The Museum and the media

The Old Masters: Australia’s Great Bark Artists exhibition was launched in December 2013 with a multimedia press release that combined video, audio, images and text, giving it broad appeal across broadcast, print and online media. The most popular media stories, as measured by broadcast numbers and print circulation figures, included:

  • stories generated by the two major temporary exhibitions, Old Masters and Glorious Days
  • the acquisition of the 1866 Melbourne Cup
  • a story on the ‘digital’ effort, through the Museum’s robot program, to reunite Phar Lap’s heart, skeleton and skin to coincide with Melbourne Cup Day
  • preservation of the thylacine specimen
  • the proposed post-Budget merger of back-end functions of cultural institutions
  • the appointment of Dr Mathew Trinca as Museum Director.

Overall in 2013–14 the Museum reached a combined broadcast and print media audience of 53,610,944. This included a radio and television audience of 12,887,102 and a print circulation of 40,684,154.

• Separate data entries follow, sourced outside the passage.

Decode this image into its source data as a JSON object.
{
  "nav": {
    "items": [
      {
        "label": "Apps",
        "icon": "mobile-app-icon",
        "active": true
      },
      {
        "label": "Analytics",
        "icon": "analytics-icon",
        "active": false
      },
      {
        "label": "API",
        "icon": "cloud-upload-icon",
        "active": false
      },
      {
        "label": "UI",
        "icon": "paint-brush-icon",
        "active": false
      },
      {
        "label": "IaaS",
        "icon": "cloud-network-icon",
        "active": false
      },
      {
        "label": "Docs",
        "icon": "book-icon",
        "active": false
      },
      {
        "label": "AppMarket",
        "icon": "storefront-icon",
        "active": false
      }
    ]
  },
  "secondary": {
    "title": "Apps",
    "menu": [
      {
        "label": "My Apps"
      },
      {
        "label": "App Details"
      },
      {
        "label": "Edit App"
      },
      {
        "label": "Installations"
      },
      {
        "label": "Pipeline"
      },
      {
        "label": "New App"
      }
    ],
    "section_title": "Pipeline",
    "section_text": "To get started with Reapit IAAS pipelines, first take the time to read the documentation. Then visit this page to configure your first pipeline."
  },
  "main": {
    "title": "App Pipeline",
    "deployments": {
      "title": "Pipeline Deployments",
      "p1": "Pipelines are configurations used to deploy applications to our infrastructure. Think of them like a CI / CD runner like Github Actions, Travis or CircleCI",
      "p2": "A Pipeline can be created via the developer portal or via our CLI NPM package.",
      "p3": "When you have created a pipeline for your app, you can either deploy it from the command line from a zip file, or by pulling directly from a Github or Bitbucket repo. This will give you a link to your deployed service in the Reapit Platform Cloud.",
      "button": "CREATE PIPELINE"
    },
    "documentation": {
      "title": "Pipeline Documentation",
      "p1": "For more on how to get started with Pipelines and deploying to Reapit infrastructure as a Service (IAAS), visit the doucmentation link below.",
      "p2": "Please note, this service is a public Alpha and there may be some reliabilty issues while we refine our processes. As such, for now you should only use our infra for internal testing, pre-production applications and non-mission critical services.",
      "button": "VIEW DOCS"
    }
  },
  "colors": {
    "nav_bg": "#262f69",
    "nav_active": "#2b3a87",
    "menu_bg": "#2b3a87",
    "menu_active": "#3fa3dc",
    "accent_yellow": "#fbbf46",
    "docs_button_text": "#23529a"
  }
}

Robert Bunzli with a Museum robot.
Special projects manager and robot-wrangler Robert Bunzli, helping the Museum robot reunite — in a virtual sense — Phar Lap’s hide, heart and skeleton, November 2013

National Museum of Australia Press

National Museum of Australia Press was established in 2004 and publishes scholarly, special interest and corporate titles, as well as books for general readers and exhibition catalogues.

In 2014–15, the press published two exhibition catalogues, Old Masters: Australia’s Great Bark Artists, and Behind the Lines: The Year’s Best Political Cartoons 2013. It also published I Am Woman Hear Me Draw, an updated and expanded edition of a popular book by cartoonist Judy Horacek.

The press also published two issues of the Museum’s scholarly journal, reCollections: A Journal of Museums and Collections, a number of corporate publications and two issues of The Museum magazine. The magazine is distributed nationally and presents information on a diverse range of exhibitions, programs and activities.